Recreational rail trail in Ontario, Canada

The Cataraqui Trail is a 104 km multi-use linear recreational rail trail in Eastern Ontario, Canada. The route passes by farmland, woods, lakes, and wetlands. The trail begins southwest of Smiths Falls, at a parking lot south of Ontario Highway 15 designated as kilometre zero.

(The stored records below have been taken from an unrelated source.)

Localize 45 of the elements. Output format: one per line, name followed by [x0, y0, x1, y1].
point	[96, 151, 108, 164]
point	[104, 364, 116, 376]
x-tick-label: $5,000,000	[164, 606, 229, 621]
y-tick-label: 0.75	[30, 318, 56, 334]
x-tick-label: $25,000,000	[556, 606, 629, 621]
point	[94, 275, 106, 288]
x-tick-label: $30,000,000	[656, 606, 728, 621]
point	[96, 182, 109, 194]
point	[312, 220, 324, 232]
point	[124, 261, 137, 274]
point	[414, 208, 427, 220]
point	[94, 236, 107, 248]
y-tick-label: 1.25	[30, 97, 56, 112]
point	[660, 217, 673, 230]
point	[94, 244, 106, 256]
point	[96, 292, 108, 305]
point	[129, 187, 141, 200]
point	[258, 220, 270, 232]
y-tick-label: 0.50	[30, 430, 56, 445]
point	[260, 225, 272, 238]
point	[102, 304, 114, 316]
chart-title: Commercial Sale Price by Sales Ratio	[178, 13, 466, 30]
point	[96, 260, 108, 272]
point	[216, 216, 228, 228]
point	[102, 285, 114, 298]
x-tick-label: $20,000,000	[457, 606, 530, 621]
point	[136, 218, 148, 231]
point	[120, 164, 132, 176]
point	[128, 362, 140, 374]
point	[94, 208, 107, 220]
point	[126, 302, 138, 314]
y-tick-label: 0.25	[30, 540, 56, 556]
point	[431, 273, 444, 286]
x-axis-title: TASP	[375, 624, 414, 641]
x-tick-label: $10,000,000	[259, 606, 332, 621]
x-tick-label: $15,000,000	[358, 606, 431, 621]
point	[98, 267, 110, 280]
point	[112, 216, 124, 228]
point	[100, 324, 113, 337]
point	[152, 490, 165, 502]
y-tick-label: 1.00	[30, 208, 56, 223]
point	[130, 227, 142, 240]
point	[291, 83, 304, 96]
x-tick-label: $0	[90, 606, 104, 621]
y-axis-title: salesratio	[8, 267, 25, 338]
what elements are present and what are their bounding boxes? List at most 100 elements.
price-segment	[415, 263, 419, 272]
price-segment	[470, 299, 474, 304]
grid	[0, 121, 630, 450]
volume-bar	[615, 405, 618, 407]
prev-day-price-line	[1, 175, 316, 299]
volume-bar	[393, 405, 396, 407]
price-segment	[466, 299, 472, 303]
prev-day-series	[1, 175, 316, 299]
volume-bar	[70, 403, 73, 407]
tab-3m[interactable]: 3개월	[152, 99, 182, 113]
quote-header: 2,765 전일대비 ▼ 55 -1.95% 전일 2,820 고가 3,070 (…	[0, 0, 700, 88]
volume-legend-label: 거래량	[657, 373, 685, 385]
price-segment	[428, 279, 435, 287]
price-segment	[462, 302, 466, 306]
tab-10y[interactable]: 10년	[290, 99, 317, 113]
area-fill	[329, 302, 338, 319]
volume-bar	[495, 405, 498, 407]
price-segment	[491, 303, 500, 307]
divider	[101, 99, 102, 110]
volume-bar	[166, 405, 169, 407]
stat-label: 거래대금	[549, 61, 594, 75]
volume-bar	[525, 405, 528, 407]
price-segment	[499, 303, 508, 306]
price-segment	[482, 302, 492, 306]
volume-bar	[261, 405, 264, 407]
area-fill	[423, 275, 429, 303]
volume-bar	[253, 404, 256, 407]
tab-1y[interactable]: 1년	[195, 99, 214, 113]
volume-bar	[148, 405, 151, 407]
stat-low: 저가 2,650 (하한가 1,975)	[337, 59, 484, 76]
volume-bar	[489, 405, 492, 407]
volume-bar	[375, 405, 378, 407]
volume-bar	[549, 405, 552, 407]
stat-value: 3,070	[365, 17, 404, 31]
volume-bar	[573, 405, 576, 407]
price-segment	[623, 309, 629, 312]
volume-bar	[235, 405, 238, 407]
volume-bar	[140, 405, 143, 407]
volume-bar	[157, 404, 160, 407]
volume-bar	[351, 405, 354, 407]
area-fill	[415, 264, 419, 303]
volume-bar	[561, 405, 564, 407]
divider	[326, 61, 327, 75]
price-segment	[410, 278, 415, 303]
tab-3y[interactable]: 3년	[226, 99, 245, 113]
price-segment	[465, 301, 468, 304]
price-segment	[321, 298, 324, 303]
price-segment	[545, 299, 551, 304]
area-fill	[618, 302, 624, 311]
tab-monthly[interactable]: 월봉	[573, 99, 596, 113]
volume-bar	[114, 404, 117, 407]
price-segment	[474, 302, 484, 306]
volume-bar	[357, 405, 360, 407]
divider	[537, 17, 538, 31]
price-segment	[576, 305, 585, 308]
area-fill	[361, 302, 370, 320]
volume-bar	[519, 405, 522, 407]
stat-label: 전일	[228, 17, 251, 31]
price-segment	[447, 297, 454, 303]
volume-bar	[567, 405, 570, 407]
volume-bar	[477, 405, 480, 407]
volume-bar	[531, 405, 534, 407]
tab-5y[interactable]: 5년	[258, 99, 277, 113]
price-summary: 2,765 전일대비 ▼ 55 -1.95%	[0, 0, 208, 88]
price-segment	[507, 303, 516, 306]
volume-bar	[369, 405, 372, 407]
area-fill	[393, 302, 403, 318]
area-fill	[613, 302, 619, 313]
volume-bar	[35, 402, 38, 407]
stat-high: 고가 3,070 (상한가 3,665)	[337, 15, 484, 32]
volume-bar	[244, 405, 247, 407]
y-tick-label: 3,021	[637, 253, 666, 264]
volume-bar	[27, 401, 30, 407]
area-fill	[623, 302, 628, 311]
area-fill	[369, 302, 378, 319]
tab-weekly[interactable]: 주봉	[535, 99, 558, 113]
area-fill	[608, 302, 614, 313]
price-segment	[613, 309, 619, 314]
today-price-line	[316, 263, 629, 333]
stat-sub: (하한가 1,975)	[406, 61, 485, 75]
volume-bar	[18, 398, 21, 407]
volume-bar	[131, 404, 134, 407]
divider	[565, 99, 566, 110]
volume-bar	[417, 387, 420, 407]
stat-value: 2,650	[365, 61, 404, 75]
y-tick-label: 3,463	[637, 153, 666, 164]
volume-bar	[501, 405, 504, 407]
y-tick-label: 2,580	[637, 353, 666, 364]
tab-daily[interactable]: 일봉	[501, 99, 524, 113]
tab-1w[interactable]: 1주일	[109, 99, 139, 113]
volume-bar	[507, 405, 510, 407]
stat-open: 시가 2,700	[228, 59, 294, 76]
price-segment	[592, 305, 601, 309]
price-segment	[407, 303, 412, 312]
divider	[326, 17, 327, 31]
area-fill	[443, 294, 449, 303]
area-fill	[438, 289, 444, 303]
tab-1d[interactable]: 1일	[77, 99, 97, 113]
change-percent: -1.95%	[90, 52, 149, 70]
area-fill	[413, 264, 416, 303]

Numbered posts are situated every one to five kilometres. In its midsection the trail crosses the UNESCO Frontenac Arch Biosphere Reserve. The 78.2 km segment running from Smiths Falls to Harrowsmith is part of the Trans Canada Trail. The Rideau Canal is crossed on a 1912 railway trestle at Chaffey's Locks, near kilometre post 42. The K&P Rail Trail intersects the Cataraqui Trail at Harrowsmith. Both the main Rideau Trail and its blue-blazed side trails share the Cataraqui Trail right-of-way in several places. Trail's end is reached at Strathcona near Napanee. Access points and parking lots are dotted along the route.

The route runs along the roadbed of the former Canadian National Railway (CN). Most of the railbed was donated to the Cataraqui Region Conservation Authority (CRCA) by CN in 1997. Some sections are privately owned but where access has been granted. Except for emergency and maintenance vehicles, and snowmobiles with an Ontario Federation of Snowmobile Clubs permit in winter, motorized travel is not permitted.